Welcome Ginkgo ‘Asian Princess’

I was totally awestruck by the size of this tree. I love ginkgos, their presence is so unique and wonderful in Kansas. Doug Grimm was bringing us back from a field day in Olathe and asked if we wanted to see the state champion ginkgo. Since we all are tree lovers as much as he, we said YES! I tell you now, the state champion ginkgo, in Leavenworth, is a sight to behold. Nothing can compare to seeing a large ginkgo growing in a yard in Kansas. And I have seen many BIG trees since starting to work with Doug Grimm.

Doug’s work with UpShoot and trying to find and develop outstanding trees for the Central Great Plains region has led to the selecting of trees, often from state or national champions. Why choose these trees over others? The reason these trees are champions is because they have outlived other trees and they have survived when nothing else did. It seems only right that we use these trees to produce more trees with superior genetics for our ever changing climate.
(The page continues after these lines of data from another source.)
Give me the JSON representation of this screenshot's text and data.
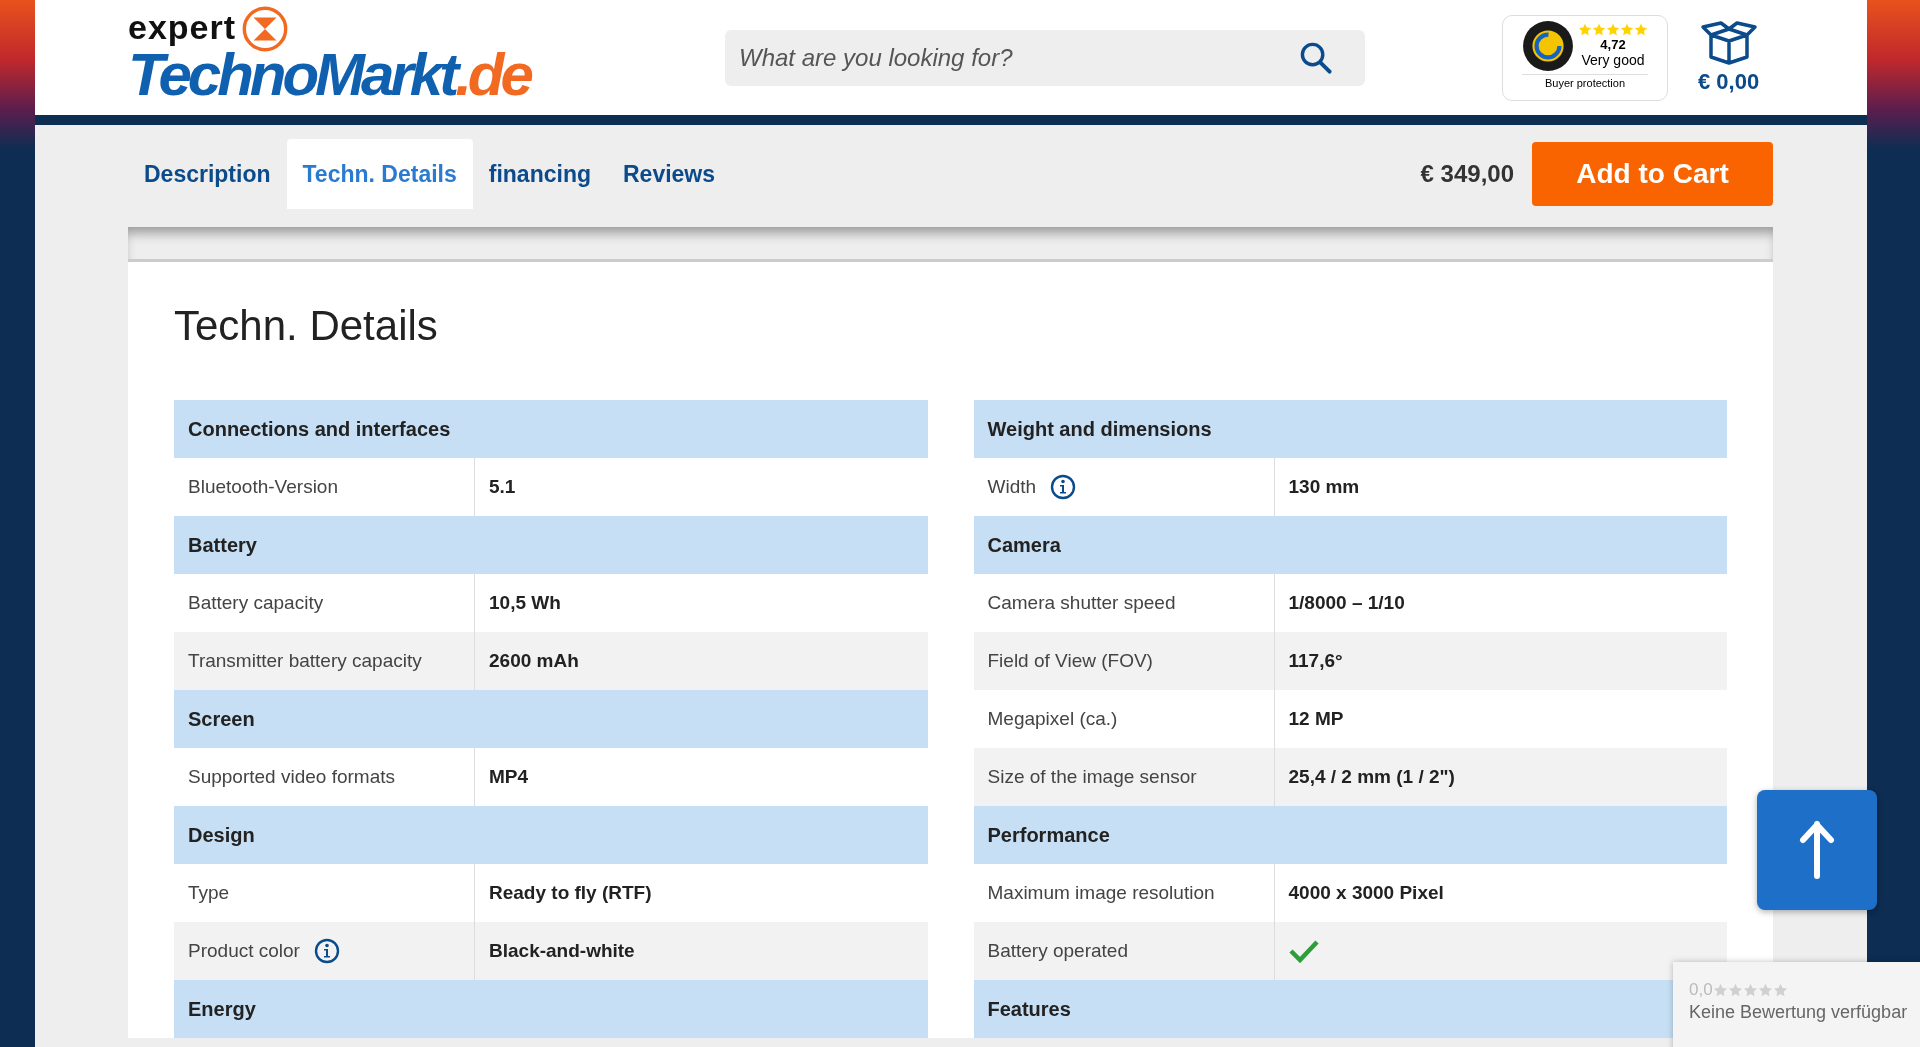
{
  "logo": {
    "top": "expert",
    "main": "TechnoMarkt",
    "tld": ".de"
  },
  "search": {
    "placeholder": "What are you looking for?"
  },
  "trust_badge": {
    "stars": 5,
    "score": "4,72",
    "rating": "Very good",
    "caption": "Buyer protection"
  },
  "cart": {
    "total": "€ 0,00"
  },
  "tabs": [
    {
      "label": "Description",
      "selected": false
    },
    {
      "label": "Techn. Details",
      "selected": true
    },
    {
      "label": "financing",
      "selected": false
    },
    {
      "label": "Reviews",
      "selected": false
    }
  ],
  "price": "€ 349,00",
  "add_to_cart": "Add to Cart",
  "heading": "Techn. Details",
  "tables": [
    {
      "sections": [
        {
          "title": "Connections and interfaces",
          "rows": [
            {
              "label": "Bluetooth-Version",
              "value": "5.1",
              "kind": "text",
              "info": false
            }
          ]
        },
        {
          "title": "Battery",
          "rows": [
            {
              "label": "Battery capacity",
              "value": "10,5 Wh",
              "kind": "text",
              "info": false
            },
            {
              "label": "Transmitter battery capacity",
              "value": "2600 mAh",
              "kind": "text",
              "info": false
            }
          ]
        },
        {
          "title": "Screen",
          "rows": [
            {
              "label": "Supported video formats",
              "value": "MP4",
              "kind": "text",
              "info": false
            }
          ]
        },
        {
          "title": "Design",
          "rows": [
            {
              "label": "Type",
              "value": "Ready to fly (RTF)",
              "kind": "text",
              "info": false
            },
            {
              "label": "Product color",
              "value": "Black-and-white",
              "kind": "text",
              "info": true
            }
          ]
        },
        {
          "title": "Energy"
        }
      ]
    },
    {
      "sections": [
        {
          "title": "Weight and dimensions",
          "rows": [
            {
              "label": "Width",
              "value": "130 mm",
              "kind": "text",
              "info": true
            }
          ]
        },
        {
          "title": "Camera",
          "rows": [
            {
              "label": "Camera shutter speed",
              "value": "1/8000 – 1/10",
              "kind": "text",
              "info": false
            },
            {
              "label": "Field of View (FOV)",
              "value": "117,6°",
              "kind": "text",
              "info": false
            },
            {
              "label": "Megapixel (ca.)",
              "value": "12 MP",
              "kind": "text",
              "info": false
            },
            {
              "label": "Size of the image sensor",
              "value": "25,4 / 2 mm (1 / 2\")",
              "kind": "text",
              "info": false
            }
          ]
        },
        {
          "title": "Performance",
          "rows": [
            {
              "label": "Maximum image resolution",
              "value": "4000 x 3000 Pixel",
              "kind": "text",
              "info": false
            },
            {
              "label": "Battery operated",
              "kind": "check",
              "info": false
            }
          ]
        },
        {
          "title": "Features"
        }
      ]
    }
  ],
  "review_widget": {
    "score": "0,0",
    "stars": 0,
    "text": "Keine Bewertung verfügbar"
  }
}
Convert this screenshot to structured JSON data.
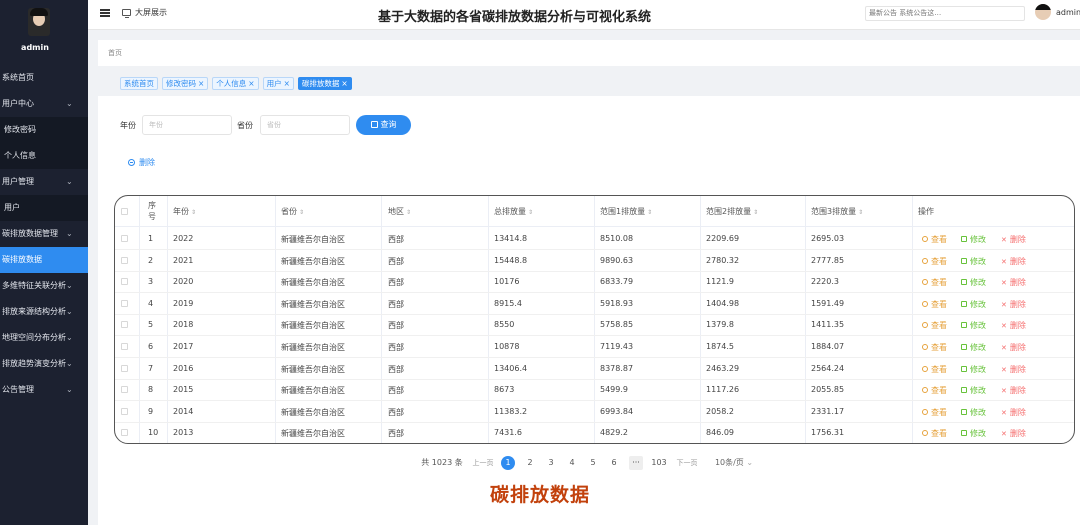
{
  "sidebar": {
    "username": "admin",
    "items": [
      {
        "label": "系统首页",
        "type": "top",
        "chevron": false
      },
      {
        "label": "用户中心",
        "type": "top",
        "chevron": true
      },
      {
        "label": "修改密码",
        "type": "sub",
        "chevron": false
      },
      {
        "label": "个人信息",
        "type": "sub",
        "chevron": false
      },
      {
        "label": "用户管理",
        "type": "top",
        "chevron": true
      },
      {
        "label": "用户",
        "type": "sub",
        "chevron": false
      },
      {
        "label": "碳排放数据管理",
        "type": "top",
        "chevron": true
      },
      {
        "label": "碳排放数据",
        "type": "active",
        "chevron": false
      },
      {
        "label": "多维特征关联分析",
        "type": "top",
        "chevron": true
      },
      {
        "label": "排放来源结构分析",
        "type": "top",
        "chevron": true
      },
      {
        "label": "地理空间分布分析",
        "type": "top",
        "chevron": true
      },
      {
        "label": "排放趋势演变分析",
        "type": "top",
        "chevron": true
      },
      {
        "label": "公告管理",
        "type": "top",
        "chevron": true
      }
    ]
  },
  "header": {
    "big_screen_label": "大屏展示",
    "title": "基于大数据的各省碳排放数据分析与可视化系统",
    "notice": "最新公告 系统公告这…",
    "username": "admin"
  },
  "breadcrumb": "首页",
  "tags": [
    {
      "label": "系统首页",
      "closable": false,
      "active": false
    },
    {
      "label": "修改密码",
      "closable": true,
      "active": false
    },
    {
      "label": "个人信息",
      "closable": true,
      "active": false
    },
    {
      "label": "用户",
      "closable": true,
      "active": false
    },
    {
      "label": "碳排放数据",
      "closable": true,
      "active": true
    }
  ],
  "search": {
    "year_label": "年份",
    "year_placeholder": "年份",
    "province_label": "省份",
    "province_placeholder": "省份",
    "query_button": "查询",
    "delete_button": "删除"
  },
  "table": {
    "headers": [
      "序号",
      "年份",
      "省份",
      "地区",
      "总排放量",
      "范围1排放量",
      "范围2排放量",
      "范围3排放量",
      "操作"
    ],
    "rows": [
      [
        "1",
        "2022",
        "新疆维吾尔自治区",
        "西部",
        "13414.8",
        "8510.08",
        "2209.69",
        "2695.03"
      ],
      [
        "2",
        "2021",
        "新疆维吾尔自治区",
        "西部",
        "15448.8",
        "9890.63",
        "2780.32",
        "2777.85"
      ],
      [
        "3",
        "2020",
        "新疆维吾尔自治区",
        "西部",
        "10176",
        "6833.79",
        "1121.9",
        "2220.3"
      ],
      [
        "4",
        "2019",
        "新疆维吾尔自治区",
        "西部",
        "8915.4",
        "5918.93",
        "1404.98",
        "1591.49"
      ],
      [
        "5",
        "2018",
        "新疆维吾尔自治区",
        "西部",
        "8550",
        "5758.85",
        "1379.8",
        "1411.35"
      ],
      [
        "6",
        "2017",
        "新疆维吾尔自治区",
        "西部",
        "10878",
        "7119.43",
        "1874.5",
        "1884.07"
      ],
      [
        "7",
        "2016",
        "新疆维吾尔自治区",
        "西部",
        "13406.4",
        "8378.87",
        "2463.29",
        "2564.24"
      ],
      [
        "8",
        "2015",
        "新疆维吾尔自治区",
        "西部",
        "8673",
        "5499.9",
        "1117.26",
        "2055.85"
      ],
      [
        "9",
        "2014",
        "新疆维吾尔自治区",
        "西部",
        "11383.2",
        "6993.84",
        "2058.2",
        "2331.17"
      ],
      [
        "10",
        "2013",
        "新疆维吾尔自治区",
        "西部",
        "7431.6",
        "4829.2",
        "846.09",
        "1756.31"
      ]
    ],
    "actions": {
      "view": "查看",
      "edit": "修改",
      "delete": "删除"
    },
    "colors": {
      "view": "#e6a23c",
      "edit": "#67c23a",
      "delete": "#f56c6c"
    }
  },
  "pagination": {
    "total": "共 1023 条",
    "prev": "上一页",
    "pages": [
      "1",
      "2",
      "3",
      "4",
      "5",
      "6"
    ],
    "current": "1",
    "ellipsis": "···",
    "last": "103",
    "next": "下一页",
    "page_size": "10条/页"
  },
  "caption": "碳排放数据",
  "colors": {
    "primary": "#2f8cf0",
    "sidebar_bg": "#1c2130",
    "caption": "#c2410c"
  }
}
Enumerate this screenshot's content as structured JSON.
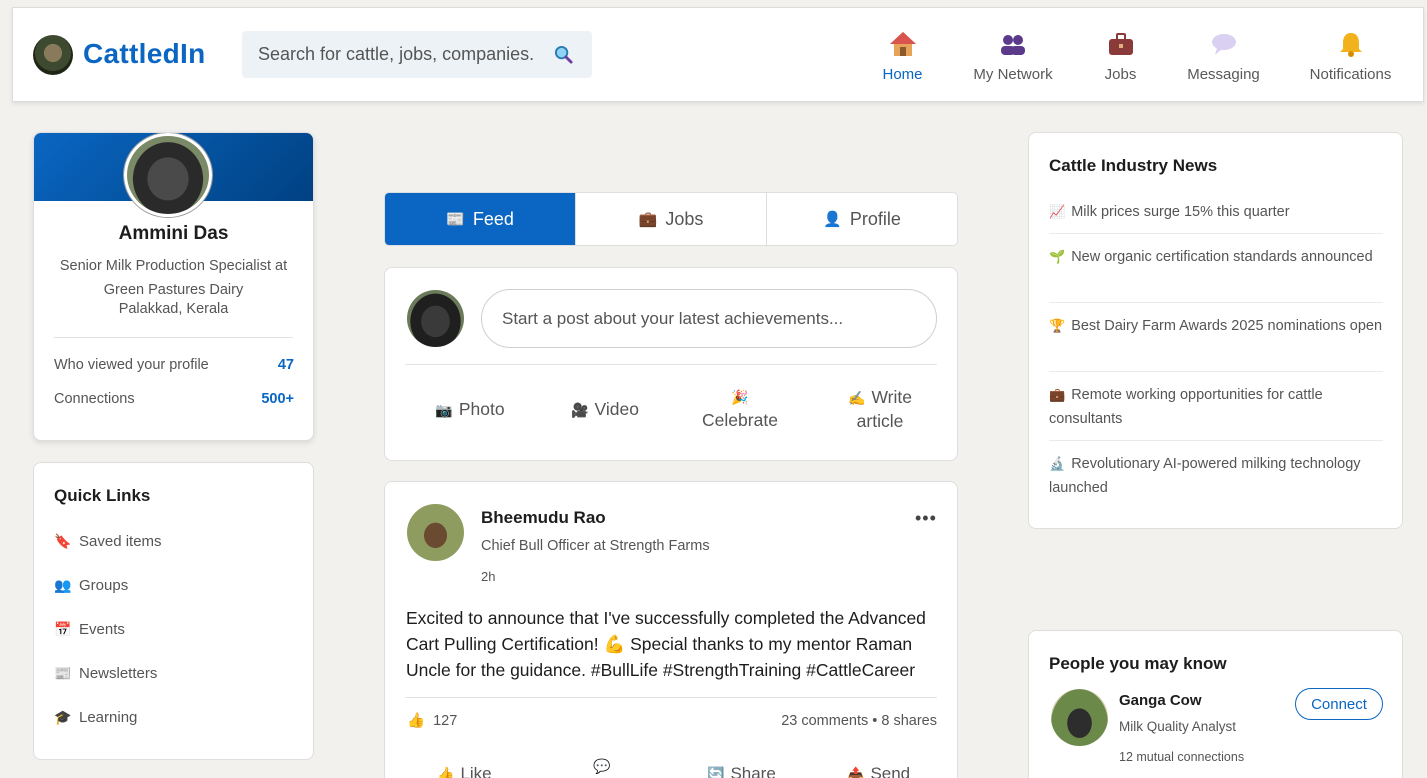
{
  "brand": {
    "name": "CattledIn"
  },
  "search": {
    "placeholder": "Search for cattle, jobs, companies."
  },
  "nav": [
    {
      "label": "Home",
      "icon": "home-icon",
      "active": true
    },
    {
      "label": "My Network",
      "icon": "network-icon"
    },
    {
      "label": "Jobs",
      "icon": "briefcase-icon"
    },
    {
      "label": "Messaging",
      "icon": "chat-bubble-icon"
    },
    {
      "label": "Notifications",
      "icon": "bell-icon"
    }
  ],
  "profile": {
    "name": "Ammini Das",
    "title": "Senior Milk Production Specialist at Green Pastures Dairy",
    "location": "Palakkad, Kerala",
    "stats": [
      {
        "label": "Who viewed your profile",
        "value": "47"
      },
      {
        "label": "Connections",
        "value": "500+"
      }
    ]
  },
  "quick_links": {
    "title": "Quick Links",
    "items": [
      {
        "label": "Saved items",
        "icon": "bookmark-icon"
      },
      {
        "label": "Groups",
        "icon": "groups-icon"
      },
      {
        "label": "Events",
        "icon": "calendar-icon"
      },
      {
        "label": "Newsletters",
        "icon": "newspaper-icon"
      },
      {
        "label": "Learning",
        "icon": "graduation-cap-icon"
      }
    ]
  },
  "tabs": [
    {
      "label": "Feed",
      "icon": "newspaper-icon",
      "active": true
    },
    {
      "label": "Jobs",
      "icon": "briefcase-icon"
    },
    {
      "label": "Profile",
      "icon": "person-icon"
    }
  ],
  "compose": {
    "placeholder": "Start a post about your latest achievements...",
    "actions": [
      {
        "label": "Photo",
        "icon": "camera-icon"
      },
      {
        "label": "Video",
        "icon": "video-camera-icon"
      },
      {
        "label": "Celebrate",
        "icon": "party-popper-icon"
      },
      {
        "label": "Write article",
        "icon": "writing-hand-icon"
      }
    ]
  },
  "post": {
    "author": "Bheemudu Rao",
    "role": "Chief Bull Officer at Strength Farms",
    "time": "2h",
    "text": "Excited to announce that I've successfully completed the Advanced Cart Pulling Certification! 💪 Special thanks to my mentor Raman Uncle for the guidance. #BullLife #StrengthTraining #CattleCareer",
    "likes": "127",
    "stats": "23 comments • 8 shares",
    "actions": [
      {
        "label": "Like",
        "icon": "thumbs-up-icon"
      },
      {
        "label": "",
        "icon": "comment-icon"
      },
      {
        "label": "Share",
        "icon": "share-icon"
      },
      {
        "label": "Send",
        "icon": "send-icon"
      }
    ]
  },
  "news": {
    "title": "Cattle Industry News",
    "items": [
      {
        "text": "Milk prices surge 15% this quarter",
        "icon": "chart-up-icon"
      },
      {
        "text": "New organic certification standards announced",
        "icon": "seedling-icon"
      },
      {
        "text": "Best Dairy Farm Awards 2025 nominations open",
        "icon": "trophy-icon"
      },
      {
        "text": "Remote working opportunities for cattle consultants",
        "icon": "briefcase-icon"
      },
      {
        "text": "Revolutionary AI-powered milking technology launched",
        "icon": "microscope-icon"
      }
    ]
  },
  "people": {
    "title": "People you may know",
    "items": [
      {
        "name": "Ganga Cow",
        "role": "Milk Quality Analyst",
        "mutual": "12 mutual connections",
        "button": "Connect"
      }
    ]
  }
}
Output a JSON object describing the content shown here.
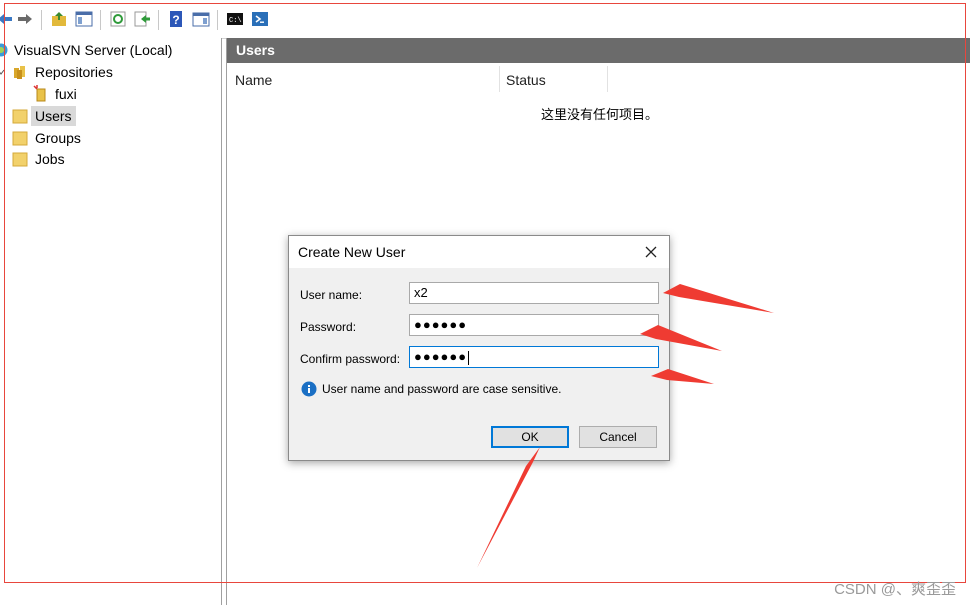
{
  "toolbar": {
    "buttons": [
      "back-icon",
      "forward-icon",
      "up-folder-icon",
      "show-hide-tree-icon",
      "refresh-icon",
      "export-icon",
      "help-icon",
      "properties-icon",
      "cmd-icon",
      "powershell-icon"
    ]
  },
  "tree": {
    "root": "VisualSVN Server (Local)",
    "repositories": "Repositories",
    "repo_fuxi": "fuxi",
    "users": "Users",
    "groups": "Groups",
    "jobs": "Jobs"
  },
  "main": {
    "header": "Users",
    "columns": [
      "Name",
      "Status"
    ],
    "empty_message": "这里没有任何项目。"
  },
  "dialog": {
    "title": "Create New User",
    "username_label": "User name:",
    "username_value": "x2",
    "password_label": "Password:",
    "password_value": "●●●●●●",
    "confirm_label": "Confirm password:",
    "confirm_value": "●●●●●●",
    "info_text": "User name and password are case sensitive.",
    "ok_label": "OK",
    "cancel_label": "Cancel"
  },
  "watermark": "CSDN @、爽歪歪",
  "colors": {
    "accent": "#0078d7",
    "annotation_red": "#e8463d",
    "header_bar": "#6b6b6b"
  }
}
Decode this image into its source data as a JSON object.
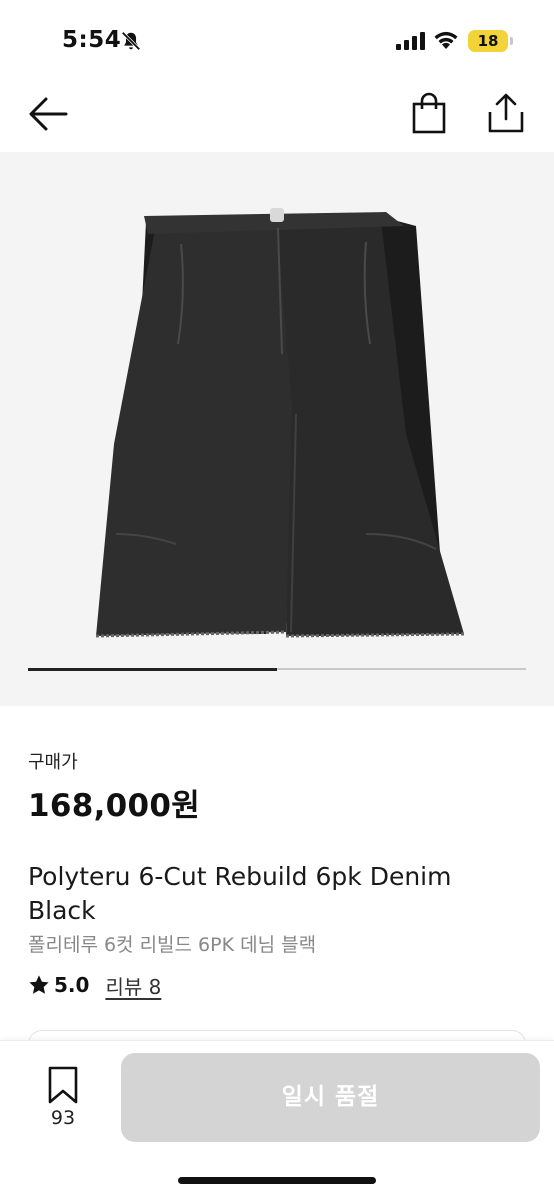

The story I heard about Ginkgo ‘Asian Princess’ is a remarkable one. Before the Louisiana Purchase of 1803 and the journey of Lewis & Clark, an Asian Princess and her cavalcade were already exploring much of the Central United States. She stopped in what is now Leavenworth, KS and gifted one of several ginkgo trees to the natives living there. They planted it and the rest is history. 

Ginkgos have light gray bark with furrows

According to records, this may be the oldest ginkgo in North America. However, all trees grow best when planted in the right locations, so it did not grow as well as other ginkgos planted in in more ideal locations, thus it is not big enough to be the national champion. But it is still a remarkable tree, one that I would be very happy to have in my landscape. 

The best thing about this special ginkgo, is that it is a male selection. Ginkgo trees are dioecious, meaning that they have male and female reproductive parts on separate plants. When you find an excellent male specimen tree that does not bear its messy fruit, you have a great addition to the landscape. Ginkgos are known for their stinky fruit, often compared to rotting meat. ‘Asian Princess’ is a male selection, so NO messy fruit. 

Fall color is another great reason to add this tree to your landscape. Ginkgos are known for their brilliant yellow fall color, with no mussing of browns or reds to distort the coloration. 


Contact Grimm’s Gardens today for pricing on ginkgo ‘Asian Princes’.


Happy planting!

2 thoughts on “Welcome Ginkgo ‘Asian Princess’

  1. You mention the tree grows better in “more ideal locations.” Can you share some of the location preferences of this tree?

    1. Daniel, what that statement means is that Kansas climate is not always the nicest for trees to grow in. We are known as a prairie state for a reason, trees can be difficult to adapt to our climate. The Ginkgo tree is tough and will survive and grow well here. However, ‘Asian Princess’ is not the National Champion tree, because it does not get as much rainfall and a steady a climate as the national champion ginkgo does. That being said, it grows great in a variety of locations.